Acima disso tudo, a plataforma criou o Grok, nome da IA desenvolvida pela xAI, empresa de Inteligência Artificial de Elon Musk, que está completamente integrada à plataforma X. Durante a apresentação, Linda Yaccarino destacou que Grok é alimentada em tempo real pelos dados da X, o que a diferencia de outras IAs “estáticas”.
Além disso, a xAI construiu o supercomputador Colossus em apenas 122 dias, descrito como “o mais poderoso do mundo”, o que reforça a capacidade de velocidade de execução da empresa.
Dito isso, o X se consolida como uma plataforma inigualável — queiram ou não os militantes da esquerda mundial — que deve surpreender novamente este ano dando ênfase às parcerias e portais dentro da plataforma com NBA, ESPN, NCAA, Fifa e Olimpíadas.
Valeu a pena?
Cheguei desacreditado ao evento, que tem apenas 2 anos de vida e que a turba brasileira ainda não descobriu. Sai de lá com mais informação acumulada em marktech e negócios do que tive, por exemplo, na SXSW deste ano, ao menos, com muito mais informação sobre negócios e menos sobre filosofia.
Apesar dos Estados Unidos ainda serem o mercado número 1 em prêmios de criatividade e estratégias de comunicação contemporâneas, vi uma miríade de AdTechs propalando a máxima de que campanhas de ofertas e promoções deixarão os desktops de criativos e passarão a ser geradas para os agentes de IA, com seus testes AB e seus layouts alternativos mudando segundo a segundo.
Vi também uma realidade de performance inigualável. E um momento presente de Inteligência Artificial digno de filme de ficção, que já está em pleno funcionamento, apesar dos rápidos desenvolvimentos tecnológicos da ferramenta.

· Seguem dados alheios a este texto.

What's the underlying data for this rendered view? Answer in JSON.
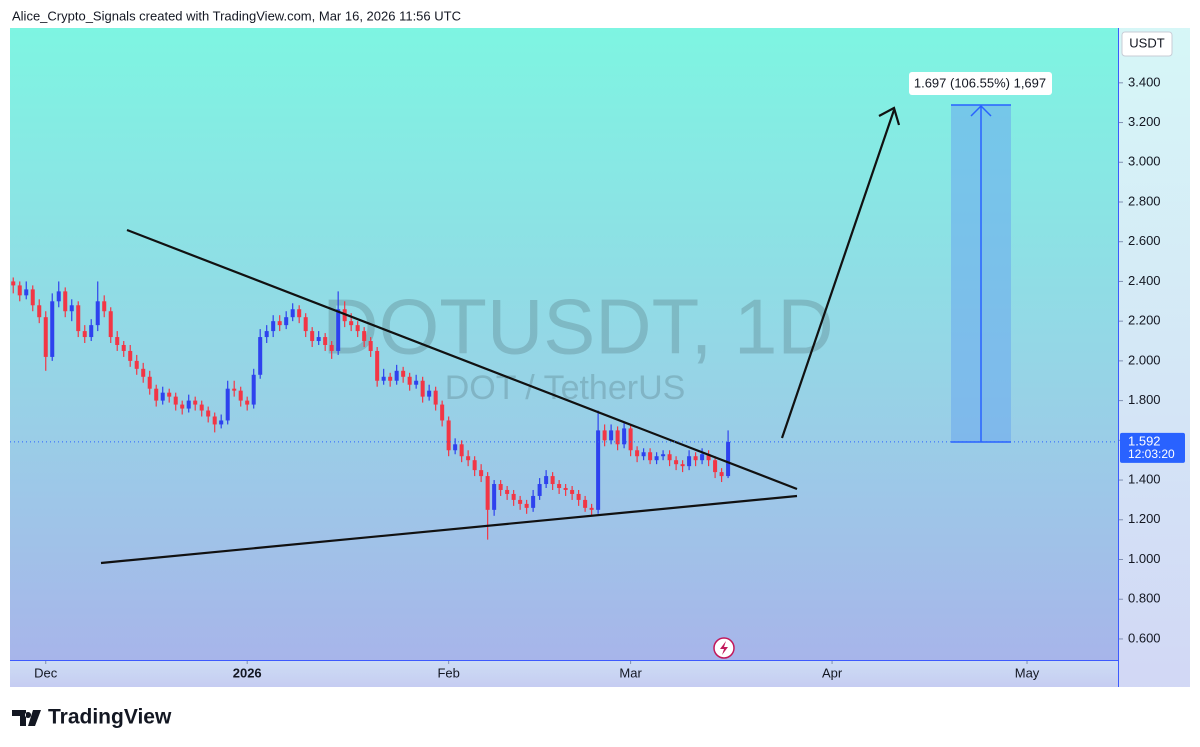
{
  "header": "Alice_Crypto_Signals created with TradingView.com, Mar 16, 2026 11:56 UTC",
  "footer": "TradingView",
  "chart_data": {
    "type": "candlestick",
    "title": "DOTUSDT, 1D",
    "subtitle": "DOT / TetherUS",
    "currency": "USDT",
    "countdown": "12:03:20",
    "measure_label": "1.697 (106.55%) 1,697",
    "up_color": "#2e42ee",
    "down_color": "#f23645",
    "xlim": [
      -0.5,
      170
    ],
    "xticks": [
      {
        "value": 5,
        "label": "Dec"
      },
      {
        "value": 36,
        "label": "2026"
      },
      {
        "value": 67,
        "label": "Feb"
      },
      {
        "value": 95,
        "label": "Mar"
      },
      {
        "value": 126,
        "label": "Apr"
      },
      {
        "value": 156,
        "label": "May"
      }
    ],
    "ylim": [
      0.494,
      3.676
    ],
    "yticks": [
      {
        "value": 0.6,
        "label": "0.600"
      },
      {
        "value": 0.8,
        "label": "0.800"
      },
      {
        "value": 1,
        "label": "1.000"
      },
      {
        "value": 1.2,
        "label": "1.200"
      },
      {
        "value": 1.4,
        "label": "1.400"
      },
      {
        "value": 1.6,
        "label": "1.600"
      },
      {
        "value": 1.8,
        "label": "1.800"
      },
      {
        "value": 2,
        "label": "2.000"
      },
      {
        "value": 2.2,
        "label": "2.200"
      },
      {
        "value": 2.4,
        "label": "2.400"
      },
      {
        "value": 2.6,
        "label": "2.600"
      },
      {
        "value": 2.8,
        "label": "2.800"
      },
      {
        "value": 3,
        "label": "3.000"
      },
      {
        "value": 3.2,
        "label": "3.200"
      },
      {
        "value": 3.4,
        "label": "3.400"
      }
    ],
    "values": [
      [
        2.4,
        2.42,
        2.34,
        2.38
      ],
      [
        2.38,
        2.4,
        2.3,
        2.33
      ],
      [
        2.33,
        2.4,
        2.31,
        2.36
      ],
      [
        2.36,
        2.38,
        2.25,
        2.28
      ],
      [
        2.28,
        2.31,
        2.19,
        2.22
      ],
      [
        2.22,
        2.25,
        1.95,
        2.02
      ],
      [
        2.02,
        2.34,
        2.0,
        2.3
      ],
      [
        2.3,
        2.4,
        2.27,
        2.35
      ],
      [
        2.35,
        2.37,
        2.22,
        2.25
      ],
      [
        2.25,
        2.31,
        2.2,
        2.28
      ],
      [
        2.28,
        2.3,
        2.12,
        2.15
      ],
      [
        2.15,
        2.18,
        2.09,
        2.12
      ],
      [
        2.12,
        2.21,
        2.1,
        2.18
      ],
      [
        2.18,
        2.4,
        2.15,
        2.3
      ],
      [
        2.3,
        2.33,
        2.22,
        2.25
      ],
      [
        2.25,
        2.27,
        2.09,
        2.12
      ],
      [
        2.12,
        2.15,
        2.05,
        2.08
      ],
      [
        2.08,
        2.1,
        2.02,
        2.05
      ],
      [
        2.05,
        2.08,
        1.97,
        2.0
      ],
      [
        2.0,
        2.03,
        1.93,
        1.96
      ],
      [
        1.96,
        1.99,
        1.89,
        1.92
      ],
      [
        1.92,
        1.95,
        1.83,
        1.86
      ],
      [
        1.86,
        1.88,
        1.77,
        1.8
      ],
      [
        1.8,
        1.87,
        1.78,
        1.84
      ],
      [
        1.84,
        1.86,
        1.79,
        1.82
      ],
      [
        1.82,
        1.84,
        1.75,
        1.78
      ],
      [
        1.78,
        1.8,
        1.73,
        1.76
      ],
      [
        1.76,
        1.83,
        1.74,
        1.8
      ],
      [
        1.8,
        1.82,
        1.75,
        1.78
      ],
      [
        1.78,
        1.8,
        1.72,
        1.75
      ],
      [
        1.75,
        1.77,
        1.69,
        1.72
      ],
      [
        1.72,
        1.74,
        1.64,
        1.68
      ],
      [
        1.68,
        1.73,
        1.66,
        1.7
      ],
      [
        1.7,
        1.9,
        1.68,
        1.86
      ],
      [
        1.86,
        1.9,
        1.82,
        1.85
      ],
      [
        1.85,
        1.87,
        1.77,
        1.8
      ],
      [
        1.8,
        1.82,
        1.75,
        1.78
      ],
      [
        1.78,
        1.96,
        1.76,
        1.93
      ],
      [
        1.93,
        2.16,
        1.91,
        2.12
      ],
      [
        2.12,
        2.18,
        2.09,
        2.15
      ],
      [
        2.15,
        2.23,
        2.12,
        2.2
      ],
      [
        2.2,
        2.23,
        2.15,
        2.18
      ],
      [
        2.18,
        2.25,
        2.16,
        2.22
      ],
      [
        2.22,
        2.29,
        2.2,
        2.26
      ],
      [
        2.26,
        2.28,
        2.19,
        2.22
      ],
      [
        2.22,
        2.24,
        2.12,
        2.15
      ],
      [
        2.15,
        2.17,
        2.07,
        2.1
      ],
      [
        2.1,
        2.15,
        2.08,
        2.12
      ],
      [
        2.12,
        2.14,
        2.05,
        2.08
      ],
      [
        2.08,
        2.1,
        2.01,
        2.05
      ],
      [
        2.05,
        2.35,
        2.03,
        2.26
      ],
      [
        2.26,
        2.3,
        2.17,
        2.2
      ],
      [
        2.2,
        2.24,
        2.15,
        2.18
      ],
      [
        2.18,
        2.2,
        2.12,
        2.15
      ],
      [
        2.15,
        2.17,
        2.07,
        2.1
      ],
      [
        2.1,
        2.12,
        2.02,
        2.05
      ],
      [
        2.05,
        2.07,
        1.87,
        1.9
      ],
      [
        1.9,
        1.96,
        1.88,
        1.92
      ],
      [
        1.92,
        1.94,
        1.87,
        1.9
      ],
      [
        1.9,
        1.98,
        1.88,
        1.95
      ],
      [
        1.95,
        1.97,
        1.89,
        1.92
      ],
      [
        1.92,
        1.94,
        1.85,
        1.88
      ],
      [
        1.88,
        1.93,
        1.86,
        1.9
      ],
      [
        1.9,
        1.92,
        1.79,
        1.82
      ],
      [
        1.82,
        1.88,
        1.8,
        1.85
      ],
      [
        1.85,
        1.87,
        1.75,
        1.78
      ],
      [
        1.78,
        1.8,
        1.67,
        1.7
      ],
      [
        1.7,
        1.72,
        1.52,
        1.55
      ],
      [
        1.55,
        1.61,
        1.53,
        1.58
      ],
      [
        1.58,
        1.6,
        1.49,
        1.52
      ],
      [
        1.52,
        1.55,
        1.47,
        1.5
      ],
      [
        1.5,
        1.52,
        1.42,
        1.45
      ],
      [
        1.45,
        1.48,
        1.39,
        1.42
      ],
      [
        1.42,
        1.44,
        1.1,
        1.25
      ],
      [
        1.25,
        1.4,
        1.22,
        1.38
      ],
      [
        1.38,
        1.4,
        1.32,
        1.35
      ],
      [
        1.35,
        1.37,
        1.3,
        1.33
      ],
      [
        1.33,
        1.35,
        1.27,
        1.3
      ],
      [
        1.3,
        1.32,
        1.25,
        1.28
      ],
      [
        1.28,
        1.3,
        1.23,
        1.26
      ],
      [
        1.26,
        1.35,
        1.24,
        1.32
      ],
      [
        1.32,
        1.41,
        1.3,
        1.38
      ],
      [
        1.38,
        1.45,
        1.36,
        1.42
      ],
      [
        1.42,
        1.44,
        1.35,
        1.38
      ],
      [
        1.38,
        1.4,
        1.33,
        1.36
      ],
      [
        1.36,
        1.38,
        1.32,
        1.35
      ],
      [
        1.35,
        1.37,
        1.3,
        1.33
      ],
      [
        1.33,
        1.35,
        1.27,
        1.3
      ],
      [
        1.3,
        1.32,
        1.24,
        1.26
      ],
      [
        1.26,
        1.28,
        1.22,
        1.25
      ],
      [
        1.25,
        1.75,
        1.23,
        1.65
      ],
      [
        1.65,
        1.68,
        1.57,
        1.6
      ],
      [
        1.6,
        1.68,
        1.58,
        1.65
      ],
      [
        1.65,
        1.67,
        1.55,
        1.58
      ],
      [
        1.58,
        1.69,
        1.56,
        1.66
      ],
      [
        1.66,
        1.68,
        1.52,
        1.55
      ],
      [
        1.55,
        1.57,
        1.49,
        1.52
      ],
      [
        1.52,
        1.56,
        1.5,
        1.54
      ],
      [
        1.54,
        1.56,
        1.48,
        1.5
      ],
      [
        1.5,
        1.54,
        1.48,
        1.52
      ],
      [
        1.52,
        1.55,
        1.5,
        1.53
      ],
      [
        1.53,
        1.55,
        1.47,
        1.5
      ],
      [
        1.5,
        1.52,
        1.45,
        1.48
      ],
      [
        1.48,
        1.5,
        1.44,
        1.47
      ],
      [
        1.47,
        1.55,
        1.45,
        1.52
      ],
      [
        1.52,
        1.54,
        1.47,
        1.5
      ],
      [
        1.5,
        1.56,
        1.48,
        1.53
      ],
      [
        1.53,
        1.55,
        1.47,
        1.5
      ],
      [
        1.5,
        1.52,
        1.41,
        1.44
      ],
      [
        1.44,
        1.46,
        1.39,
        1.42
      ],
      [
        1.42,
        1.65,
        1.41,
        1.592
      ]
    ]
  }
}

E entre um Anthony Pompliano com 52 milhões de views em 2 meses, uma IA com nome de supervilão – Grok – treinada por um Colossus construído em tempo recorde, e uma legião de fact-checkers voluntários que corrigem fake news com a força de um megafone global, saí com a sensação incômoda de que o futuro não está apenas batendo à porta — ele já entrou, sentou no sofá e está escrevendo nossos posts por nós. O problema não é mais a desinformação, é saber se ainda temos algo original a dizer antes que os algoritmos nos editem em tempo real. X, literalmente.